Decerto que algumas etnias, particularmente os negros, foram, de um modo geral, historicamente segregadas e marginalizadas pelas classes dominantes, fenômeno não exclusivo do Brasil. Contudo a quem caberá pagar esse débito? É justo que essa "dívida histórica", se é que se possa chamar assim, seja paga pelo povo de hoje?

Creio que a questão racial deixou há muito tempo de ser um fator de desequilíbrio na realidade brasileira. Qual desvantagem efetivamente teria um candidato negro de disputar vagas em um vestibular? Ele é inferior a qualquer outro candidato por isso? Na sua prova, por acaso, vem discriminada a sua raça de modo que o examinador possa preteri-lo por um outro candidato branco?

Poder-se-ia argumentar que a população negra é predominante nas classes menos favorecidas e que por esse motivo estaria estatisticamente mais propensa ao insucesso. Bem, então o que se nota é que o problema é de cunho social, não étnico. Assim, a questão seria tratada de forma mais honesta se as cotas fossem exclusivamente para os extratos carentes da sociedade brasileira. Dá para sustentar que os negros pobres estão em condições mais adversas que os brancos igualmente pobres? E o que diremos então dos negros ricos (sim, eles existem): Devem ser dadas condições especiais a eles, em detrimento de eventuais candidatos brancos desafortunados e em maior carestia? Sinceramente, para todas as perguntas entendo que não.

Outrossim, é no mínimo curioso observar essa tendência de determinação racial num país como o nosso. Diferentemente dos Estados Unidos, berço das políticas afirmativas e onde a segregação racial era institucional há poucas décadas, o Brasil é uma nação de grande miscigenação, marcada pela harmonia e integração das etnias que a compõe. Nesse sentido, se as fichas de inscrição estipulam como critério definidor racial a autodeclaração do candidato, em quais bases as bancas avaliadoras têm-se pautado para (in)validar tais declarações? Como aferir quem é branco, pardo, negro, amarelo etc?

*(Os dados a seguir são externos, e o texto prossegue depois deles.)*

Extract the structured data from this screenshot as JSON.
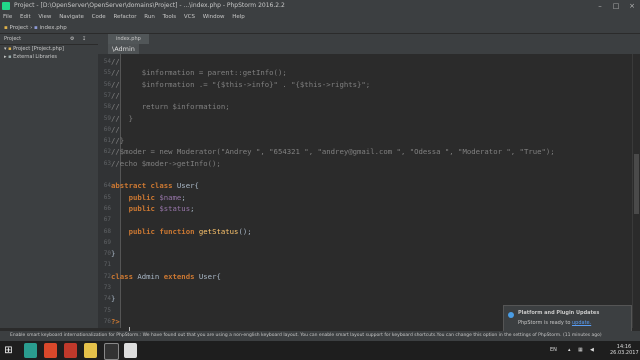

Está patente que não existe um método científico para isso, é tudo feito no "achismo", de maneira arbitrária e, por essa razão, várias injustiças já foram denunciadas pelos veículos de comunicação. Um exemplo recente é o caso dos irmãos gêmeos idênticos, noticiado pela edição de 4 de março de 2009 da Revista Veja, em que um deles foi considerado negro e o outro, pasmem, não.

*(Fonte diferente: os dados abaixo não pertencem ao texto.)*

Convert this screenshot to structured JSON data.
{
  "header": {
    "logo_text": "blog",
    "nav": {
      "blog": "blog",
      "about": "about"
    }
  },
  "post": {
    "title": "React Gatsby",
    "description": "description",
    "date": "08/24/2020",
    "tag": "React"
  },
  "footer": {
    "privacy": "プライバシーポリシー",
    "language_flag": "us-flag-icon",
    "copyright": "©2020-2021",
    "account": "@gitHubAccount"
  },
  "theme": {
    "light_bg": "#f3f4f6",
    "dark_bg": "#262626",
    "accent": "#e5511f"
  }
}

Enfim, ninguém olvida o dever constitucional do Estado brasileiro de desacentuar e reparar as desigualdades decorrentes da perversão do sistema, contudo essa atuação precisa ocorrer sob bases justas, visando salvaguardar os direitos dos oprimidos. Dentro dessa ótica, portanto, as cotas raciais apenas invertem os polos do racismo, ferindo a Constituição por atentarem contra o princípio da isonomia, e urgem para serem revogadas.

Um forte abraço.

Um comentário:

Sergio G. M. Rodrigues Jr. disse...

Caro Vinícius,
Concordo inteiramente com você. Esse problema das cotas raciais apenas confirma nossa vocação de macaco de imitação dos grandes centros. A discriminação que se enraizou na alma do brasileiro não é de origem étnica, mas sócio-econômica. As crianças oriundas dos segmentos mais desassistidos da população não têm acesso a uma educação de mínima qualidade, o que lhes vai impedir de ter acesso a uma qualidade de vida substancial no futuro. Cotas não devem ser para negros, mas para os mais pobres, aqueles que dependem do Estado para obter conhecimento. Vim de uma família de recursos e passei para a Faculdade de Direito da UERJ. A imensa maioria de meus colegas também vinha de famílias privilegiadas. Para as faculdades particulares passavam (anos 70)aqueles que não tinham condições de disputar em condições de igualdade o vestibular. Imagine quantos não desistiram no caminho, por não poder pagar os estudos.